EM BUSCA DO ELO PERDIDO
Ela, a Santa Madre Igreja, que é
Mãe e Mestra, nos convida, desde sempre, a realizarmos frequentemente um bom
exame de consciência, a refletirmos sobre o que estaria norteando nossos gestos
e palavras, atos e omissões, pensamentos e sentimentos.
Tal recomendação também era feita
pelo filósofo grego Platão aos seus discípulos. Este sugeria que cada um dos
integrantes do Jardim de Academo deveria, ao final de cada dia, revisar em sua
consciência tudo o que fez e deixou de fazer e, bem como, tudo o que aprendeu e
deixou de aprender.
Bem, mas não é a respeito da
filosofia grega, nem dos ensinamentos platônicos que nos propomos a
escrevinhar. O esquema nosso, nessas linhas, é bem outro. É sobre o que Nosso
Senhor nos ensinou e que, nós, jaguaras modernosos, esquecemos e,
principalmente, não mais fazemos muita questão de lembrar.
Quando tomamos em nossas mãos os
Santos Evangelhos, percebemos que Cristo, o tempo todo, nos convida a voltarmos
as nossas vidas para o íntimo de nosso coração para que, humildemente,
realizemos um exame atento de nossa vida para que tomemos conhecimento de nossa
real condição e, assim, podermos ser corrigidos pela ação da Graça divina.
De todas as passagens onde Jesus
convida-nos a realizarmos isso, a que mais profundamente toca meu ser é aquela
em que temos a cena onde aparece a figura da mulher adúltera que seria apedrejada
pela multidão de fariseus (João VIII; 1 – 11). Que, bem provavelmente, seria
apedrejada por sujeitos como eu e você.
Todos nós conhecemos esse causo
de fio a pavio. Pois bem, a partir dessa passagem do Santo Evangelho tenho cá
comigo algumas matutações que gostaria de partilhar.
A primeira é o gesto feito por Nosso
Senhor ao inclinar-se e escrever algo, que não sabemos ao certo o que é, no
chão, antes de proferir o seu parecer sobre o caso da mulher.
Santo Agostinho, em seus
comentários ao Evangelho de São João, nos diz que Cristo, o Verbo divino
encarnado, estava repetindo o gesto de Deus quando nos entregou o Decálogo.
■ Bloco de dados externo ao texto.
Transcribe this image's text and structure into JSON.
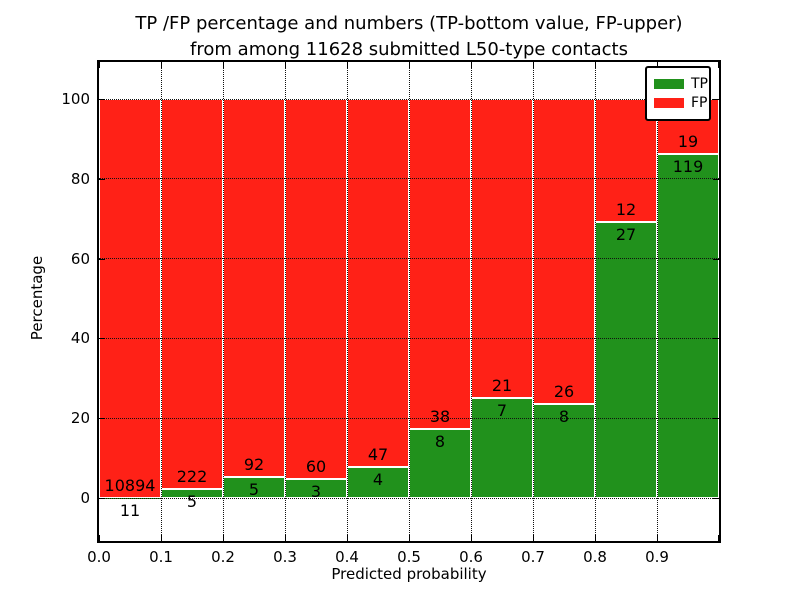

Quando Deus entregou a Moises os
dez mandamentos, os escreveu em placas de pedra, devido à dureza de nossos
corações. Agora, ao correr os seus dedos no chão, Ele, o Cristo, está indicando
que Deus espera que o solo de nosso coração dê frutos. Bons frutos.
Por isso, apenas após ter “arado”
o chão com os dedos que Jesus lança as sementes da boa nova do exame de
consciência, dizendo: “que atire a primeira pedra quem não tem nenhum pecado”.
E todos voltaram seus olhos para o íntimo de seus corações e viram,
instantaneamente, a pútrida imagem de suas almas.
Mais adiante, um judeu justo e
sábio, zeloso e, como direi, diplomado, não poupava os seguidores de Nosso
Senhor de suas pedradas. Saulo era seu nome.
Ele perseguia, como bem sabemos,
a Igreja, que nada mais é que o Corpo Místico de Nosso Senhor Jesus Cristo e,
também, como bem o sabemos, Saulo caiu do cavalo de caminho de Damasco e
mergulhou num profundo exame de consciência que o levou a emergir para uma nova
vida com o nome de Paulo. São Paulo.
Enfim, seja frente a passagem da
mulher adúltera e dos fariseus, seja diante de São Paulo e de sua queda do
cavalo, ou apenas tendo em vista os ensinamentos do velho discípulo de
Sócrates, podemos com tranquilidade concluir que se nós, no silêncio de nossa
alma, nunca sentimos o gosto amargo do tombo existencial rumo a Damasco da
nossa consciência é porque, bem provavelmente, nós nunca, realmente, examinamos
a nossa vida.
E se nós não realizamos esse exercício
espiritual, nossa vida acaba se tornando indigna de ser vivida, como nos ensina
Sócrates. Não apenas isso. Uma vida que não passa pelo crivo dum bom exame de
consciência é fruto duma alma que, voluntariamente, está se fechando para a
ação da Graça e, consequentemente, virando as costas para a salvação, goste-se
ou não disso.
Hora do café.
Escrevinhado por
Dartagnan da Silva Zanela, em 28 de março de 2019.
Natalício do historiador
Alexandre Herculano e do escritor Mario Vargas Llosa.